Pixel Buds review: Google’s competent AirPods alternative. Good sound, long timing battery life, beautify case and design makes this perfect bud in the market.
Let’s start with the original pixel buds. Pixel Buds was launched in 2017 with Pixel 2 and was designed to enable Pixel owners to get wireless headphones priced at Apple AirPods. They were not great. The cable connecting the headphones was difficult to put in the box, and the buds themselves were not comfortable for everyone. However, as I pointed out in my review, they helped highlight some very useful features supported by Google Assistant.
Moving quickly to 2019, and using Pixel 4, Google offered a second generation of buds, completely ignoring the existence of the original without adding a number to the name. Based only on first impressions, we were happy to try it, because in fact everything seemed to fit the original and even create new opportunities. Did they live? Mostly yes!
- Automatic pairing on Android is great
- Bluetooth 5.0
- Well built and minimal design
- The charging case is easy to use and charge wirelessly
- Easy to use and good sound
- IPX4 confident
- Battery life is average
- It does not separate well from external noise
- You feel discomfort after about one hour of use
- It only has AAC
- High Price
Fitness and convenience are the two most important things about headset hardware, and I think it’s audible at Google. Pixel buds are much smaller than conventional wireless silicon headphones. They are thinner than the Samsung Galaxy Buds and smaller in almost all dimensions than other features. Why is this important Pixel buds do not stand out much when worn properly. Many times my wife doesn’t notice that I’ve worn it just because it doesn’t move away from my ears at all.
Google has designed the buds to be lighter and have an equally strong impact on comfort. Pixel buds are currently worn at the end of the hour, and my ears feel much less tired (if any) than other options. Part of this cargo, its general shape, and part of it are the vents that Google places in each ear.
This catharsis is probably one of the most controversial aspects of buds. On the one hand, the hole means that the silicone tips do not make the ears feel “filled”, but on the other hand, it means that the noise will always be let in.

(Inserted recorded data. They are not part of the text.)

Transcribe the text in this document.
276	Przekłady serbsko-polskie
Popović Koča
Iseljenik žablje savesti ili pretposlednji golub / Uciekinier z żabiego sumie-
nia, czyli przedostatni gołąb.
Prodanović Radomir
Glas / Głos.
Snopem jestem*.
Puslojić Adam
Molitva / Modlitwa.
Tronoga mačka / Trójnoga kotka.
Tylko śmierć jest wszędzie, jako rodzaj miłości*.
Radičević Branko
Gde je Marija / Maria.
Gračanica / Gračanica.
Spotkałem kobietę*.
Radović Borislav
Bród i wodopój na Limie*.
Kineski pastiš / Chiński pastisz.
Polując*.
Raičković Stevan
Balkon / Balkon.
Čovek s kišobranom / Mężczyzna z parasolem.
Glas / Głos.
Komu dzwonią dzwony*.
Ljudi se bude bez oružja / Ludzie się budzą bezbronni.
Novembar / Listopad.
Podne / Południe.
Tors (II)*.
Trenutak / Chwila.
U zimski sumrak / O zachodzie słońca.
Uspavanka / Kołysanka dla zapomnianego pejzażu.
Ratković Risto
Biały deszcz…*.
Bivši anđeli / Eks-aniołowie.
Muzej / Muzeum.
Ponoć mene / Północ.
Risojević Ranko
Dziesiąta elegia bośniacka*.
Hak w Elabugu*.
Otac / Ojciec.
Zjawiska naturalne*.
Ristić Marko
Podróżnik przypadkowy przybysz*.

|Model Name||Xiaomi airdots|
|Headphones Form Factor||In Ear|
This feature is probably Google’s biggest device design advantage, and the company’s efforts have really paid off. Prior to its release, Google announced that it had developed this design by scanning thousands of ears to develop the best possible headphone design. It definitely worked, although it wasn’t really universal. In other reviews, some have mentioned that the “fins” behind the bud can be a little uncomfortable depending on where it is in the ear. However, it doesn’t bother me, and I think it’s very soft. It also has three tips so you can get the most out of it.
While it’s not the best solution for everyone, Google has finally done it with new wireless pixel buds. If you’re looking for Google Assistant wireless hands-free mode, this is for you. While testing many great products and headphones, I ordered it myself to see how useful it is.